Businesses, particularly SMEs, are often owned jointly by spouses, civil partners or co-habitants. The latter category are not married or in a civil partnership, but live together as man and wife.
So if you are a business owner and are considering placing your company into joint names with your spouse, civil partner or co-habitant, we would urge you to be wary and take proper advice, including Family Law advice, before doing so.
Here are some top tips for protecting your business:
If you are gifting your spouse, civil partner or co-habitant shares in a company, make sure you retain control of the business.
This can either be by ensuring that you hold the majority of shares, or alternatively by ensuring there is a shareholders' agreement that allows you to retain control of the business.
If you and your spouse are the only two principles in the business, create your own nominee company and make that company a shareholder or a partner in the business. As you own the nominee company, you are effectively two out of the three principles in the business and therefore always able to form a quorum to hold a meeting.
In the event of relationship breakdown, your estranged partner can never then prevent the business from making decisions simply by staying away from a meeting and rendering it inquorate.
Irregularities over dividend payments can come back to haunt people. Do not have your partner's dividends paid into your own bank account. This is something that can be exploited by the other side following separation.
If you are in partnership with your spouse, civil partner or co-habitant, ensure that there is a proper written partnership agreement. While avoiding this may save legal fees in the short term, it will almost inevitably cause problems in the event of separation.
A written partnership agreement can be used for a number of things. For example, it can limit your partner's ability to withdraw income or capital from the business or to dissolve the partnership. It can also limit their interest in the partnership. This is the same situation as a shareholder agreement for a limited company.
If you think your relationship could be in trouble, you should lodge caveats with the relevant courts.
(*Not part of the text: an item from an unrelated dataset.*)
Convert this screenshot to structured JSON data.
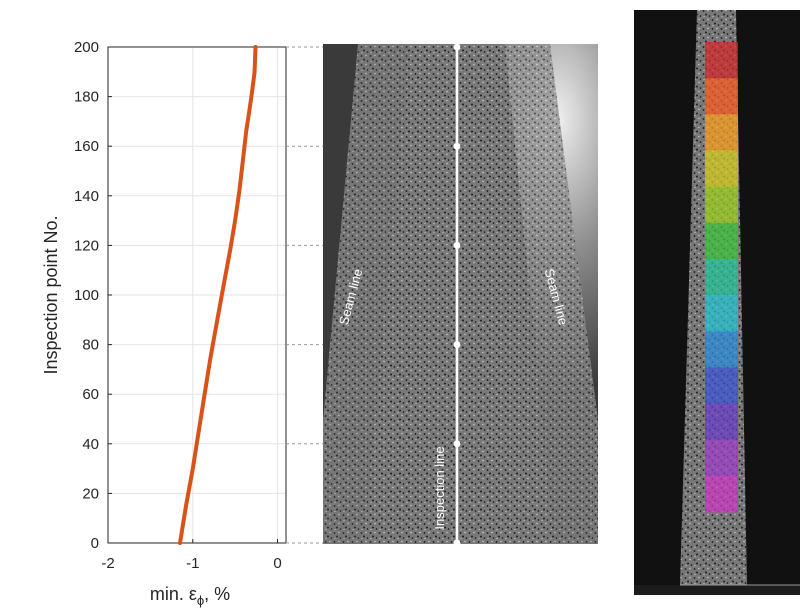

The purpose of a caveat is to allow you to receive advance notice of any application for an interim interdict, particularly one which might limit your ability to run the business.
Such interim interdicts can cause serious problems, and it could be the case that it has been granted on the basis of one party's unfounded concerns. It is always possible to have an interim interdict recalled, but you are in a much stronger position if you are able to oppose its granting in the first place – and you will only be able to do that by lodging a caveat.
You can enter into a personal Minute of Agreement with your spouse, civil partner or co-habitant – recording what is to happen to their share of the business should you separate. This can be done by way of a prenuptial or postnuptial agreement. In other words, such an agreement can be entered into either before or after marriage or the commencement of a civil partnership.
As there are many different actions you could take to prepare your business for the event of a relationship breaking down, it is important to seek proper advice before entering into joint ownership with a spouse, civil partner or co-habitant.